Старичок усмехнулся, мотнул в сторону редкой бородкой и хитро щелками глаз покосился на Телегина.
— Это верно, что с брачком. Видите, как она работает? — Он положил руку на зеленый от жира столбик, по которому скользила рама пресса. — В ней дрожь обозначается. Эту бы чертовину выкинуть давно пора.
Молодой рабочий у горна, сын Ивана Рублева, Васька, засмеялся:
— Много бы надо отсюда повыкидать. Заржавела машина.
— Ну, ты, Василий, полегче, — сказал Струков весело.
— Вот то-то, что легче. — Васька тряхнул кудрявой головой, и худое, слегка, скуластое лицо его, с черными усиками и злыми, пристальными глазами, осклабилось недобро и самоуверенно.
— Лучшие рабочие в мастерской, — отходя, негромко сказал Струков Ивану Ильичу. — Прощайте.

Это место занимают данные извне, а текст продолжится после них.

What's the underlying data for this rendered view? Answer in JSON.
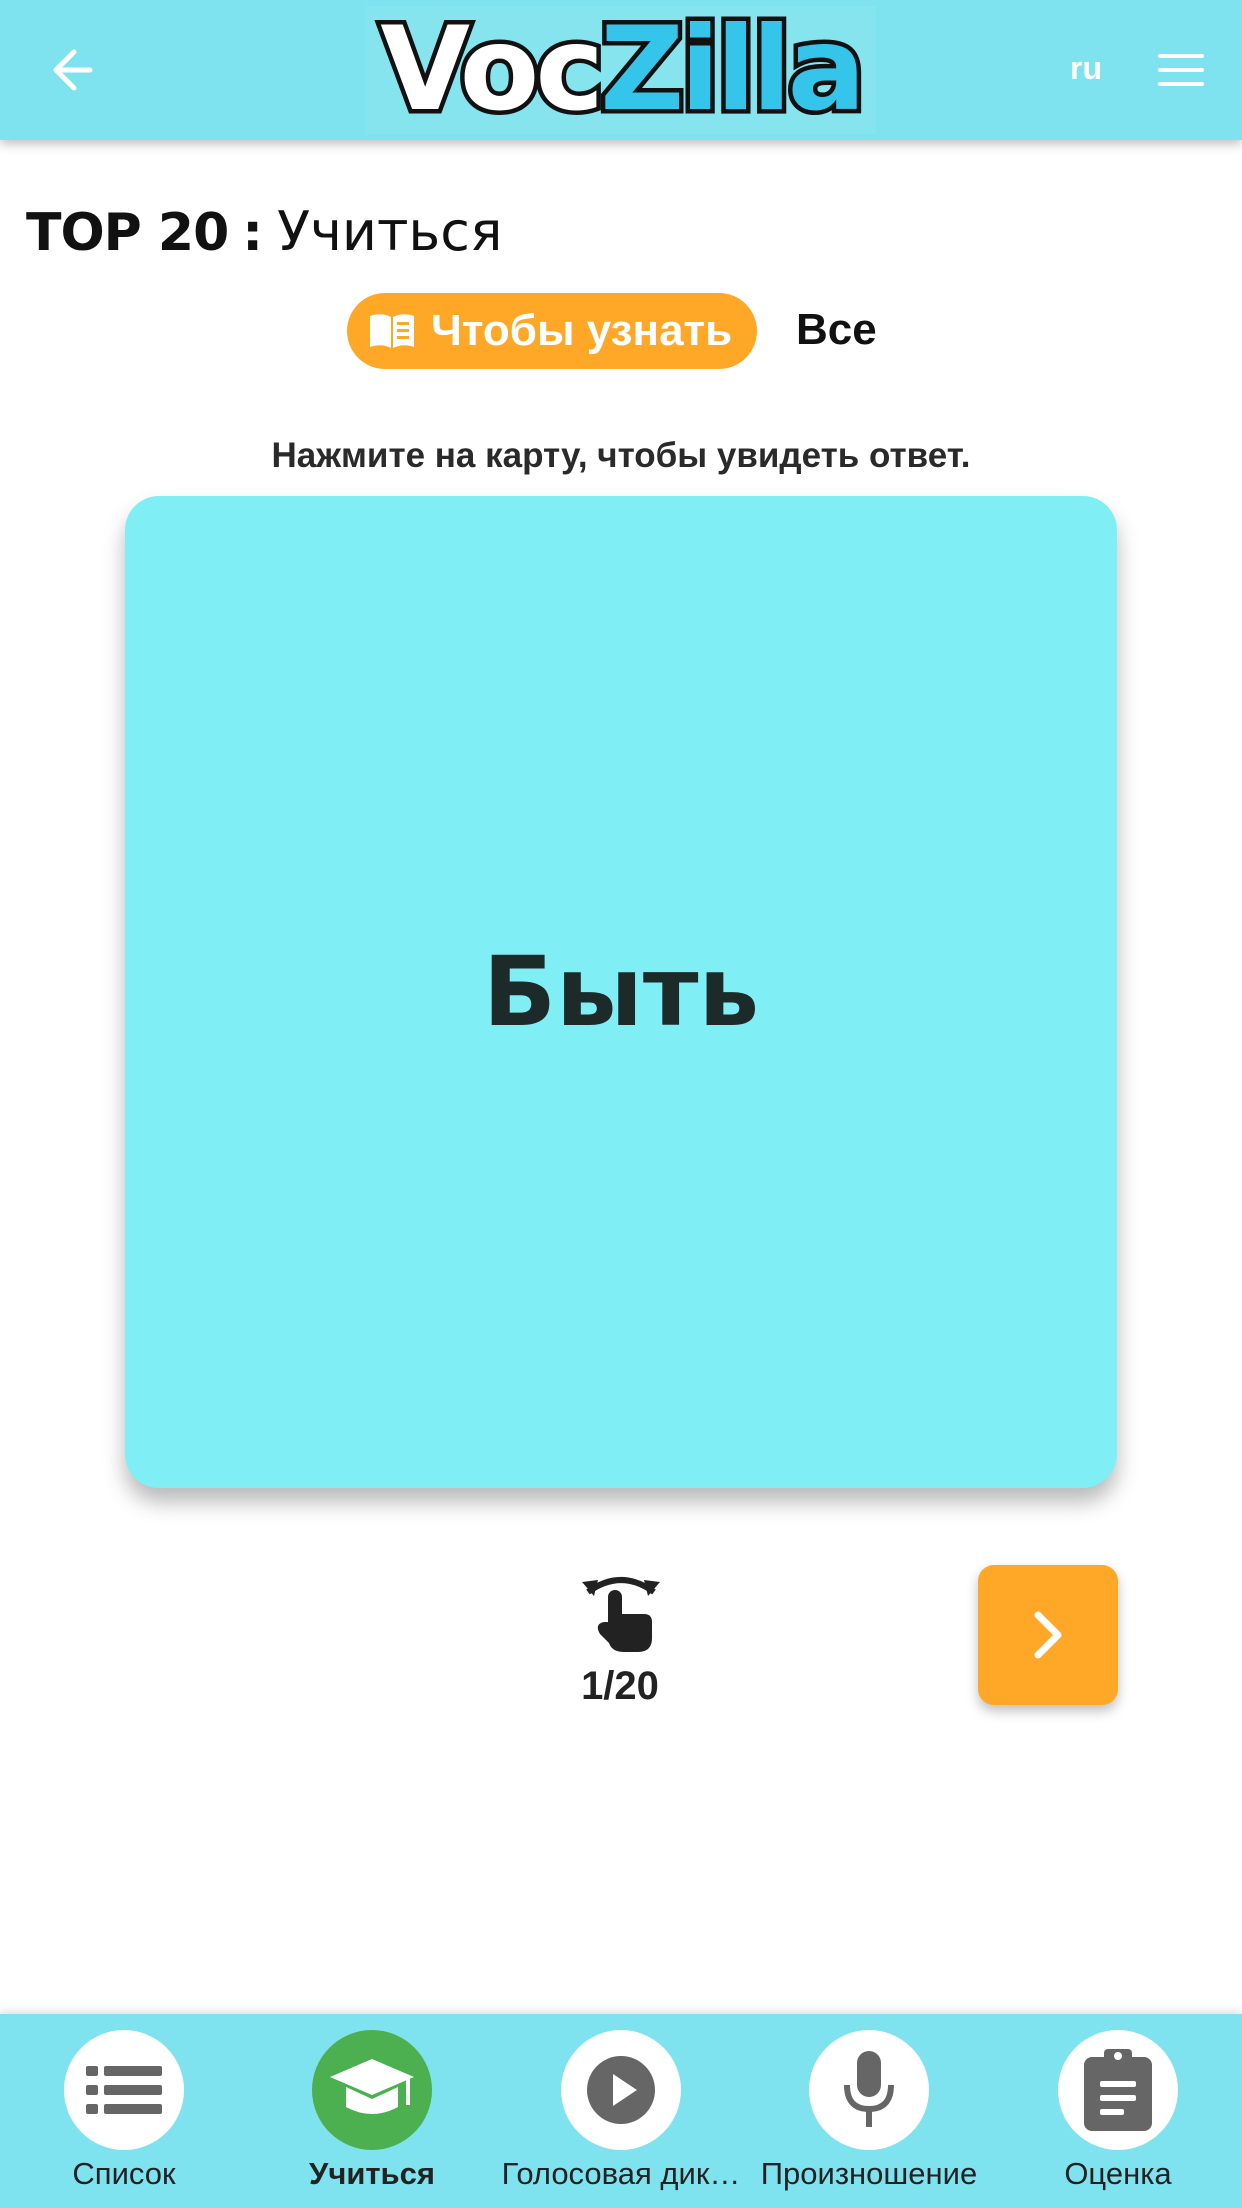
{
  "header": {
    "back_icon": "arrow-left-icon",
    "logo_part1": "Voc",
    "logo_part2": "Zilla",
    "language": "ru",
    "menu_icon": "hamburger-icon"
  },
  "title": {
    "strong": "TOP 20",
    "separator": ":",
    "mode": "Учиться"
  },
  "filters": {
    "learn_label": "Чтобы узнать",
    "learn_icon": "book-icon",
    "all_label": "Все",
    "active": "learn"
  },
  "instruction": "Нажмите на карту, чтобы увидеть ответ.",
  "card": {
    "word": "Быть",
    "color": "#80eef5"
  },
  "controls": {
    "flip_icon": "tap-flip-icon",
    "counter": "1/20",
    "next_icon": "chevron-right-icon"
  },
  "bottom_nav": {
    "items": [
      {
        "label": "Список",
        "icon": "list-icon",
        "active": false
      },
      {
        "label": "Учиться",
        "icon": "graduation-cap-icon",
        "active": true
      },
      {
        "label": "Голосовая дик…",
        "icon": "play-icon",
        "active": false
      },
      {
        "label": "Произношение",
        "icon": "microphone-icon",
        "active": false
      },
      {
        "label": "Оценка",
        "icon": "clipboard-icon",
        "active": false
      }
    ]
  },
  "colors": {
    "header_bg": "#7fe3ef",
    "accent_orange": "#ffa726",
    "active_green": "#4caf50",
    "icon_gray": "#666666"
  }
}
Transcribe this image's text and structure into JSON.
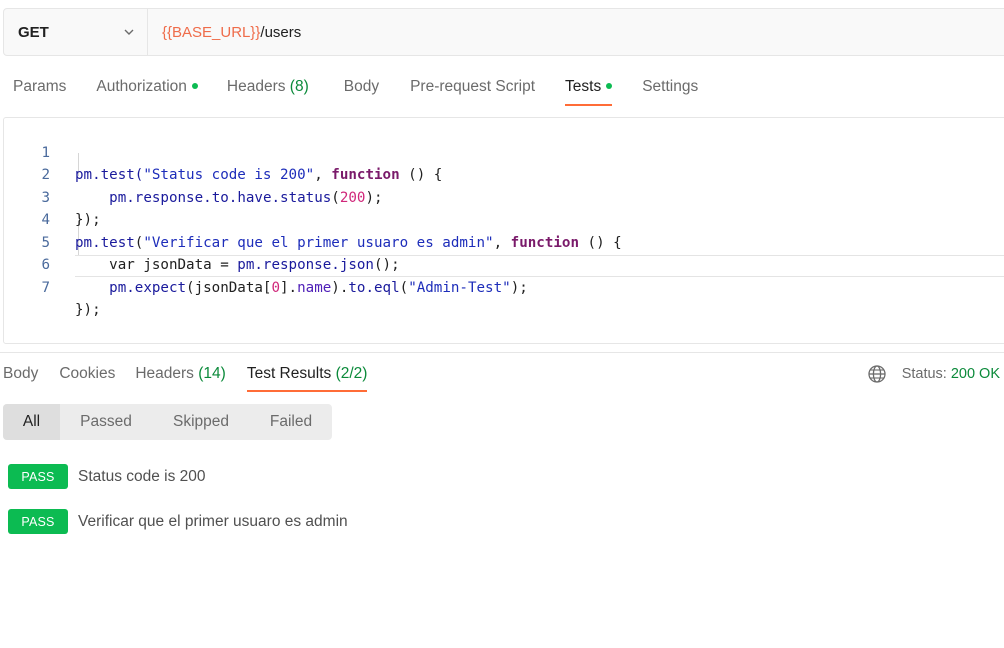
{
  "request": {
    "method": "GET",
    "url_variable": "{{BASE_URL}}",
    "url_path": "/users"
  },
  "request_tabs": [
    {
      "label": "Params",
      "count": "",
      "dot": false,
      "active": false
    },
    {
      "label": "Authorization",
      "count": "",
      "dot": true,
      "active": false
    },
    {
      "label": "Headers",
      "count": "(8)",
      "dot": false,
      "active": false
    },
    {
      "label": "Body",
      "count": "",
      "dot": false,
      "active": false
    },
    {
      "label": "Pre-request Script",
      "count": "",
      "dot": false,
      "active": false
    },
    {
      "label": "Tests",
      "count": "",
      "dot": true,
      "active": true
    },
    {
      "label": "Settings",
      "count": "",
      "dot": false,
      "active": false
    }
  ],
  "editor": {
    "line_numbers": [
      "1",
      "2",
      "3",
      "4",
      "5",
      "6",
      "7"
    ]
  },
  "response_tabs": [
    {
      "label": "Body",
      "count": "",
      "active": false
    },
    {
      "label": "Cookies",
      "count": "",
      "active": false
    },
    {
      "label": "Headers",
      "count": "(14)",
      "active": false
    },
    {
      "label": "Test Results",
      "count": "(2/2)",
      "active": true
    }
  ],
  "status": {
    "label": "Status:",
    "value": "200 OK"
  },
  "filters": [
    "All",
    "Passed",
    "Skipped",
    "Failed"
  ],
  "selected_filter": "All",
  "results": [
    {
      "badge": "PASS",
      "name": "Status code is 200"
    },
    {
      "badge": "PASS",
      "name": "Verificar que el primer usuaro es admin"
    }
  ],
  "colors": {
    "accent": "#ff6c37",
    "pass": "#0cbb52",
    "count": "#0b8a3a",
    "url_variable": "#ef6c4a"
  }
}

Сегодня еду в «Красные бубенцы». Никогда там не бывали? Замечательный кабачок, и вино дают.
Телегин с любопытством начал приглядываться к отцу и сыну Рублевым. Его поразил тогда в разговоре почти условный язык слов, усмешек и взглядов, каким обменялся с ними Струков, и то, как они втроем словно испытывали Телегина: наш он или враг? По особенной легкости, с какою в последующие дни Рублевы вступали с ним в беседу, он понял, что он — «наш».